The most advanced of these studies is Regeneron’s. The company’s double antibody cocktail Covid-19 treatment is currently in Phase III trials with 2,000 asymptomatic individuals. This clinical programme is supported with $237 million by the U.S. government via the Operation Warp Speed scheme, aimed to obtain treatments and prevention strategies against Covid-19 fast, the financial reported. (APMHE 68059
Lilly’s Phase I and II trials with Abcellera and Junshi were labelled "outstanding advances" in the story.

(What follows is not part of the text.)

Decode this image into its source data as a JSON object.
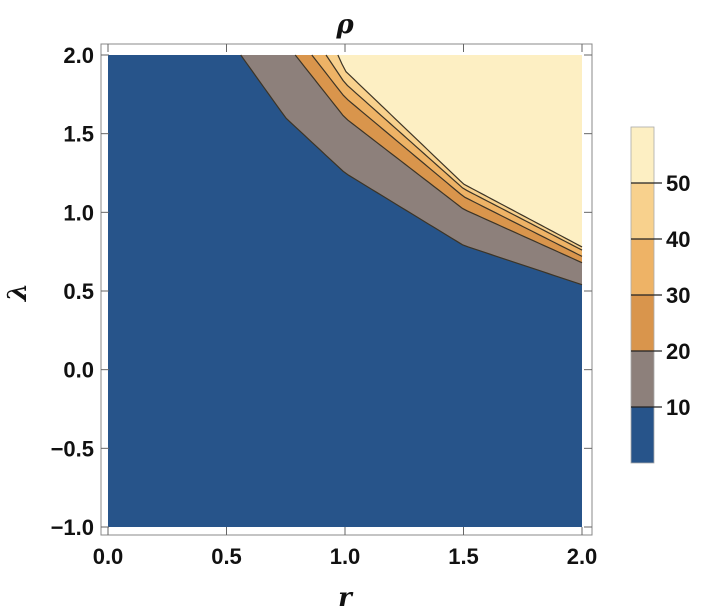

FDA grants Biogen/Eisai’s aducanumab priority review in Alzheimer’s
The U.S. Food and Drug Administration (FDA) has granted Biogen and Eisai’s Alzheimer's disease (AD) drug candidate aducanumab priority review, daily newspaper ABC reported on Monday.
This will be the first filing of an AD drug in 17 years. If approved, it would be the first therapy developed to delay disease progression in patients with this condition, the newspaper noted.
A decision is expected by 7 March, it added. (APMHE 68486
PharmaMar signs licensing agreement to sell Yondelis in Turkey
Spain’s PharmaMar has announced a licensing agreement with Onko to commercialise its marine-derived anticancer drug Yondelis (trabectedin) in Turkey, financial newspapers Expansión, Cinco Días and El Economista reported on Tuesday.
PharmaMar will receive a non-disclosed upfront payment and is eligible for additional remunerations, including regulatory milestone payments, Expansión reported.
Last year PharmaMar recovered the commercialisation rights to the compound in the countries previously licensed by Janssen, Cinco Días reported. (APMHE 64160
List of ‘essential’ Covid-19 medicines updated
Spanish drug regulator AEMPS has updated the list of drugs considered "essential" in the fight against Covid-19, now including Gilead’s remdesivir, daily newspapers ABC and 20 Minutos reported on Sunday.
Medical journal Diario Médico and a number of regional newspapers also carried the story on Monday. (APMHE 68497
Dizziness drug assessed in Covid-19
Algernon Pharmaceuticals’ chief executive Christopher Moreau has announced a clinical trial to assess the efficacy of ifenprodil to reduce hospital stays, mortality and lung damage caused by Covid-19, daily newspaper ABC reported on Thursday.
The drug was first developed 50 years ago and is used to alleviate dizziness.
A number of regional newspapers also carried the story on Thursday.